What prompted this post was an old vampire movie that I was watching last night. These days, when I think of vampires, Stephenie Meyer comes to mind, and Dracula of course. Then, I thought of how her quiet life became a frenzy of writing one book after another, short deadlines, one movie after another, many interviews, galas, tons of huge book signings, all marketable Twilight paraphernalia … and so on. The more I thought about it, the more I agreed with my inner self that I wouldn’t want to be in those shoes. Why? It seems so exhilarating and who doesn’t love the spotlight?
The answer is me, and I am sure that there are some writers who love their quiet lives and privacy, and would not like the type of success that brings all that frenzy with it. I am not anti-social, I like it quiet, and I love my privacy. I love to give when no one is looking – that is my overall style. Where is Stephenie Meyer today? Probably very busy with new projects and the current ones, as well as dealing with the comet’s tail left behind. God bless her, as it takes a lot of energy and patience to handle that kind of spotlight.
When I visualize a writing career, I see writing, readers, a strong sincere commitment to the readers, and more writing, and more writing, and more writing. Somehow, I wouldn’t want to include galas, craziness, and tons of attention into my writing dreams. Given that what happened to Stephenie Meyer is not the usual way things develop, and at such speed, however, she is a good example of what I wouldn’t want to experience in my future as a writer (and of course, I also want to make a living at doing what I love – the bills have to be paid).

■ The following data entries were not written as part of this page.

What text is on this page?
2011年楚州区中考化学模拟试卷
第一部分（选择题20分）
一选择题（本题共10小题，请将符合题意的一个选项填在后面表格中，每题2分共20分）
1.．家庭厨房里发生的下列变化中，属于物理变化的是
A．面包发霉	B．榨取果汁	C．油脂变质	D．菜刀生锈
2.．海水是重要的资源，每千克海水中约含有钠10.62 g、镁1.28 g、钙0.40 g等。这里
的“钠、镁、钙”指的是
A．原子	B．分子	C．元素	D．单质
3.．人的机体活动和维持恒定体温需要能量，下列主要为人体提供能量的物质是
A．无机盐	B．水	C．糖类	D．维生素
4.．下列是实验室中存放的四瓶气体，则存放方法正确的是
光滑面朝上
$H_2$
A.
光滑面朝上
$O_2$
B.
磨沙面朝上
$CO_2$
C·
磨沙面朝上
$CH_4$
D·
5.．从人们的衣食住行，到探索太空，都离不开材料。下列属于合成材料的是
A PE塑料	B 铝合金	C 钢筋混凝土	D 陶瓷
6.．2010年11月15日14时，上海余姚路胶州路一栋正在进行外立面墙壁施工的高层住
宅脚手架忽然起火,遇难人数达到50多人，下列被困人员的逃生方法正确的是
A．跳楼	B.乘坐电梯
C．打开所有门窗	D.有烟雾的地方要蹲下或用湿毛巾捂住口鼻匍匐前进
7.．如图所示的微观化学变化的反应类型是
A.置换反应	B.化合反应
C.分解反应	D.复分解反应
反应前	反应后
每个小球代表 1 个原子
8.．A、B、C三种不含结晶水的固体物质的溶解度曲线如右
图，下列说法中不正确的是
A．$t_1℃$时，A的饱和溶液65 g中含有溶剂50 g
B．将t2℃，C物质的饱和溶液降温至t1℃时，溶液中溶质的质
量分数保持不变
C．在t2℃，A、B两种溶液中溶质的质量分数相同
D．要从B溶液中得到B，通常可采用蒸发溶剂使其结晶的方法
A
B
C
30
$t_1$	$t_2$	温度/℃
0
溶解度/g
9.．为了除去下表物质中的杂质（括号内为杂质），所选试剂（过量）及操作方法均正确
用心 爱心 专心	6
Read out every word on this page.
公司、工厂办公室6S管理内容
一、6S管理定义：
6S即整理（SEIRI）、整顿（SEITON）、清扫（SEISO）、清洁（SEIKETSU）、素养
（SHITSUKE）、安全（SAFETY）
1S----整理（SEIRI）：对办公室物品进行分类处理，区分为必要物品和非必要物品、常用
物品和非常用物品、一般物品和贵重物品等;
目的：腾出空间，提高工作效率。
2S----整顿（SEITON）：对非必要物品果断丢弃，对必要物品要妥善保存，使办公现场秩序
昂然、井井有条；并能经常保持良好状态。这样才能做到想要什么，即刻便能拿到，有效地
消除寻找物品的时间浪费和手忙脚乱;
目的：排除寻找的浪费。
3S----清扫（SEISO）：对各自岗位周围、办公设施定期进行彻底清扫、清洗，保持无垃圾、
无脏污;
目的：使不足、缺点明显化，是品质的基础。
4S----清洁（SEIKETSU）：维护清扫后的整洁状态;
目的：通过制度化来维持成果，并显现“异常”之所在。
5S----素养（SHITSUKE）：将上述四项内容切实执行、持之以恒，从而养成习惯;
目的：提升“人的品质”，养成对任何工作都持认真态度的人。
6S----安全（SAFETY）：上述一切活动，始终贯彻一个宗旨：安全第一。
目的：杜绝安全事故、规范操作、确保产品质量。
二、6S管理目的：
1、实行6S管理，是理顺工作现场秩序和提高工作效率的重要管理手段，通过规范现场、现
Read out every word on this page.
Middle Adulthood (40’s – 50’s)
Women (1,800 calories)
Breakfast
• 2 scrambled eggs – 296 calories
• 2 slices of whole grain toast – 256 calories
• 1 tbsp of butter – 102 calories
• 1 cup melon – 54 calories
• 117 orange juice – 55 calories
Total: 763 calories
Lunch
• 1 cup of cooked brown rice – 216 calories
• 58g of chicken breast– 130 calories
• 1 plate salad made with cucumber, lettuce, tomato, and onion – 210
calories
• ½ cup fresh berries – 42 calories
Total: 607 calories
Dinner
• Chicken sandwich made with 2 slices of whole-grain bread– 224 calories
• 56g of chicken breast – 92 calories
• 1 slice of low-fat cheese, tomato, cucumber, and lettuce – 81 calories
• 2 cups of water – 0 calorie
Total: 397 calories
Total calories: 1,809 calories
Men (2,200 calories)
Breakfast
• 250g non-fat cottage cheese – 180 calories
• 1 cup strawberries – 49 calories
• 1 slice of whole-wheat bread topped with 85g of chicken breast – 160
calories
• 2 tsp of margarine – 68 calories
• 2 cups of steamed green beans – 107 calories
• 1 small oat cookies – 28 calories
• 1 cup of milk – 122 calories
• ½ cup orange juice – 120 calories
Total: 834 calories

Have you visualized your writing career? Are you published and experiencing it? How do you visualize your spotlight? At the flip of a switch or as a growing light with a dimmer? Which style suits you better – smashing Boom success a la Meyer or rhythmic success a la Coelho? Would you write for the love of it and for that one reader who has to read your book, or for fame? Do you write because you love the craft or with a future dollar sign/spotlight on the back of your mind (meaning becoming famous).
The answer to these questions will help you figure out what you want from your writing career and your internal level of comfort. Feel free to share your point of view.
2 thoughts on “Spotlight? No, thanks.”
Yer a preachin’ to da choir. I think so much writing to day is dishonest and pandering.
I know that fiction by definition is dishonest, but I think a rational and honest person gets the point.
Yes, writing for the wrong reasons is never the best for inspiration. It is fine to write for fame is that is what a person truly wants, to become a best selling author, as long as his/her writing goals are clear and aligned towards the path the writer has chosen – to each its own.